The news that Barack Obama's administration "supports efforts to ban the use of conversion therapy for minors" is huge, because it protects the teens stuck under the care of the religious and the easily fooled, and also teens who just don't know about the world yet.
According to the White House, gay conversion therapy "is neither medically nor ethically appropriate and can cause substantial harm." As a 13-year-old, and a 14-year-old, and a 15-year-old, and a 16-year-old, I thought deep down on some level beyond what's articulable that going to a gay conversion camp or therapy regimen was maybe a bad idea, but I didn't know it. It scared me. But as a minor, I knew I wouldn't be able to do anything to prevent myself from being enrolled in something like that once my mom knew the truth about me, so enamored was she of the Christian men on the radio, how caring they sounded. So I stayed in the closet and swore up and down I wasn't gay and did as many musicals as possible.
And then the week after I turned 18, I got the hell out of town. By waiting until I was 18 to come out—18 and far away—I spared myself the ordeal of compulsory gay conversion therapy.

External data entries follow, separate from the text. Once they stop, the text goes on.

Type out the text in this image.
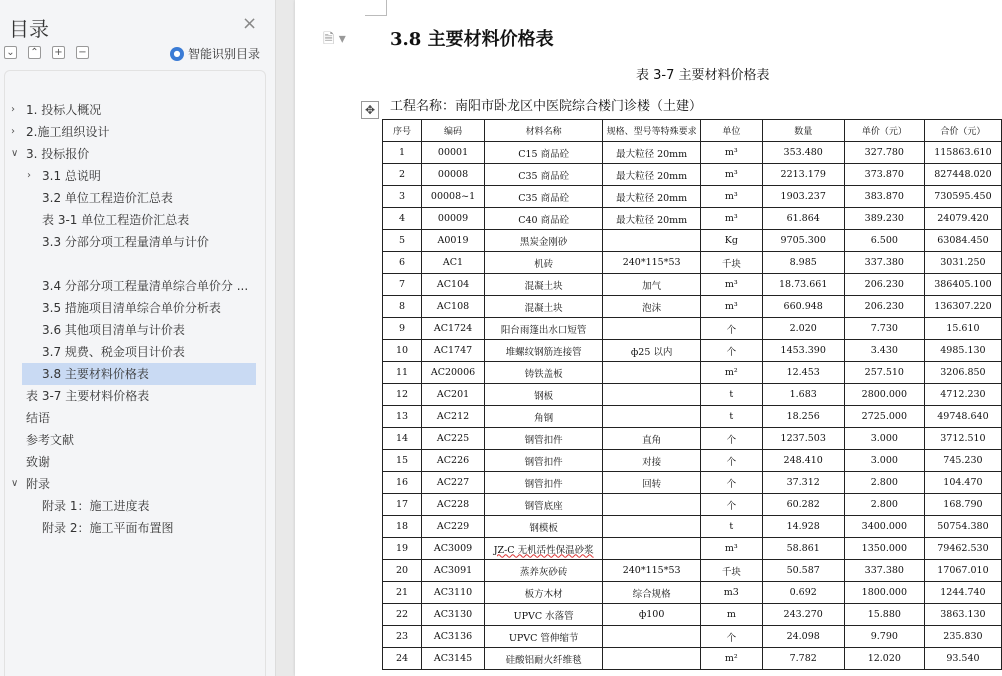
目录	×
⌄ ⌃ + −	● 智能识别目录
› 1. 投标人概况
› 2.施工组织设计
∨ 3. 投标报价
› 3.1 总说明
3.2 单位工程造价汇总表
表 3-1 单位工程造价汇总表
3.3 分部分项工程量清单与计价
3.4 分部分项工程量清单综合单价分 ...
3.5 措施项目清单综合单价分析表
3.6 其他项目清单与计价表
3.7 规费、税金项目计价表
3.8 主要材料价格表
表 3-7 主要材料价格表
结语
参考文献
致谢
∨ 附录
附录 1：施工进度表
附录 2：施工平面布置图
🗎 ▾ 3.8 主要材料价格表
表 3-7 主要材料价格表
✥	工程名称：南阳市卧龙区中医院综合楼门诊楼（土建）
序号	编码	材料名称	规格、型号等特殊要求	单位	数量	单价（元）	合价（元）
1	00001	C15 商品砼	最大粒径 20mm	m³	353.480	327.780	115863.610
2	00008	C35 商品砼	最大粒径 20mm	m³	2213.179	373.870	827448.020
3	00008~1	C35 商品砼	最大粒径 20mm	m³	1903.237	383.870	730595.450
4	00009	C40 商品砼	最大粒径 20mm	m³	61.864	389.230	24079.420
5	A0019	黑炭金刚砂		Kg	9705.300	6.500	63084.450
6	AC1	机砖	240*115*53	千块	8.985	337.380	3031.250
7	AC104	混凝土块	加气	m³	18.73.661	206.230	386405.100
8	AC108	混凝土块	泡沫	m³	660.948	206.230	136307.220
9	AC1724	阳台雨篷出水口短管		个	2.020	7.730	15.610
10	AC1747	堆螺纹钢筋连接管	ф25 以内	个	1453.390	3.430	4985.130
11	AC20006	铸铁盖板		m²	12.453	257.510	3206.850
12	AC201	钢板		t	1.683	2800.000	4712.230
13	AC212	角钢		t	18.256	2725.000	49748.640
14	AC225	钢管扣件	直角	个	1237.503	3.000	3712.510
15	AC226	钢管扣件	对接	个	248.410	3.000	745.230
16	AC227	钢管扣件	回转	个	37.312	2.800	104.470
17	AC228	钢管底座		个	60.282	2.800	168.790
18	AC229	钢模板		t	14.928	3400.000	50754.380
19	AC3009	JZ-C 无机活性保温砂浆		m³	58.861	1350.000	79462.530
20	AC3091	蒸养灰砂砖	240*115*53	千块	50.587	337.380	17067.010
21	AC3110	板方木材	综合规格	m3	0.692	1800.000	1244.740
22	AC3130	UPVC 水落管	ф100	m	243.270	15.880	3863.130
23	AC3136	UPVC 管伸缩节		个	24.098	9.790	235.830
24	AC3145	硅酸铝耐火纤维毯		m²	7.782	12.020	93.540
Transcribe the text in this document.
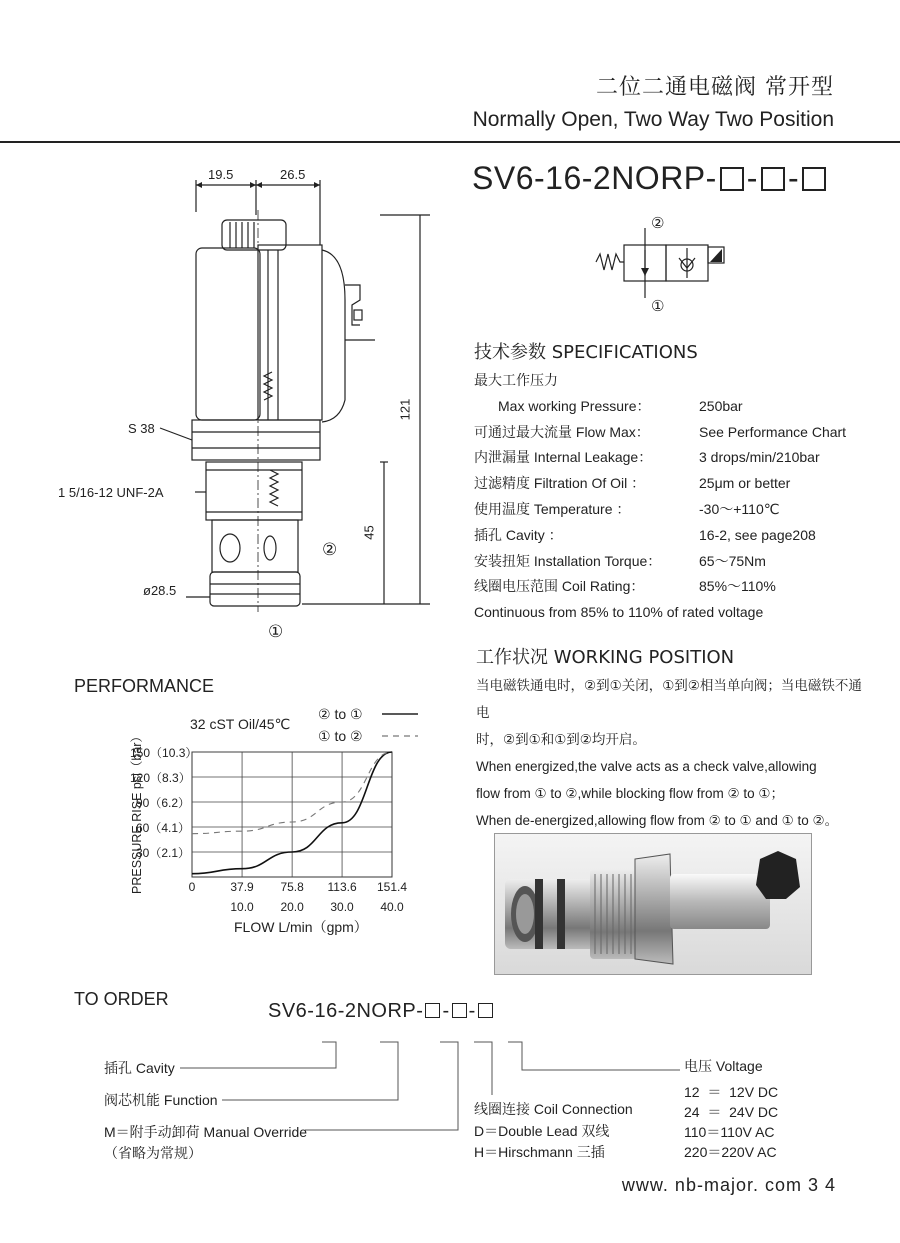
二位二通电磁阀 常开型
Normally Open, Two Way Two Position
SV6-16-2NORP- - -
19.5	26.5
121
45
S 38
1 5/16-12 UNF-2A
ø28.5
②
①
②
①
技术参数 SPECIFICATIONS
最大工作压力
Max working Pressure：	250bar
可通过最大流量 Flow Max：	See Performance Chart
内泄漏量 Internal Leakage：	3 drops/min/210bar
过滤精度 Filtration Of Oil ：	25μm or better
使用温度 Temperature ：	-30～+110℃
插孔 Cavity ：	16-2, see page208
安装扭矩 Installation Torque：	65～75Nm
线圈电压范围 Coil Rating：	85%～110%
Continuous from 85% to 110% of rated voltage
工作状况 WORKING POSITION
当电磁铁通电时，②到①关闭，①到②相当单向阀；当电磁铁不通电
时，②到①和①到②均开启。
When energized,the valve acts as a check valve,allowing
flow from ① to ②,while blocking flow from ② to ①；
When de-energized,allowing flow from ② to ① and ① to ②。
PERFORMANCE
32 cST Oil/45℃
② to ①
① to ②
PRESSURE RISE psi（bar）
FLOW L/min（gpm）
30（2.1）
60（4.1）
90（6.2）
120（8.3）
150（10.3）
0	37.9	75.8	113.6	151.4
10.0	20.0	30.0	40.0
TO ORDER
SV6-16-2NORP- - -
插孔 Cavity
阀芯机能 Function
M＝附手动卸荷 Manual Override
（省略为常规）
线圈连接 Coil Connection
D＝Double Lead 双线
H＝Hirschmann 三插
电压 Voltage
12  ＝  12V DC
24  ＝  24V DC
110＝110V AC
220＝220V AC
www. nb-major. com 3 4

But even then the conversations weren't over; I'd come home to visit and borrow the car and she'd tell me no problem, take the car, but there was something in the CD player she wanted me to listen to, and I'd get in the car and it would be James Dobson saying, "Homosexuals are really just heterosexuals attracted to the rebelliousness of alternative lifestyles…" Mom held out hope well into the 2000s that I would change my mind and do conversion therapy, and it ruined our relationship for years. Later, the people at her church made it clear that they weren't comfortable with the fact that she was a divorcee and that she was the mom of an unrepentant gay kid. (The advice she got from my Bible tutor was to disown me; to her everlasting credit, she decided that was bullshit.) She underwent her own form of alienation from the church, and we're much closer now.
Now gay kids who don't want to wait until they're 18, gay kids who can't lie to their parents, or gay kids who can't just up and move have something to say to parents who try to force them into conversion therapy programs. They can say, "Mom, the president says that can cause substantial harm."
It's a lot harder to torture and misinform gay kids than it used to be. Thanks, Mr. President.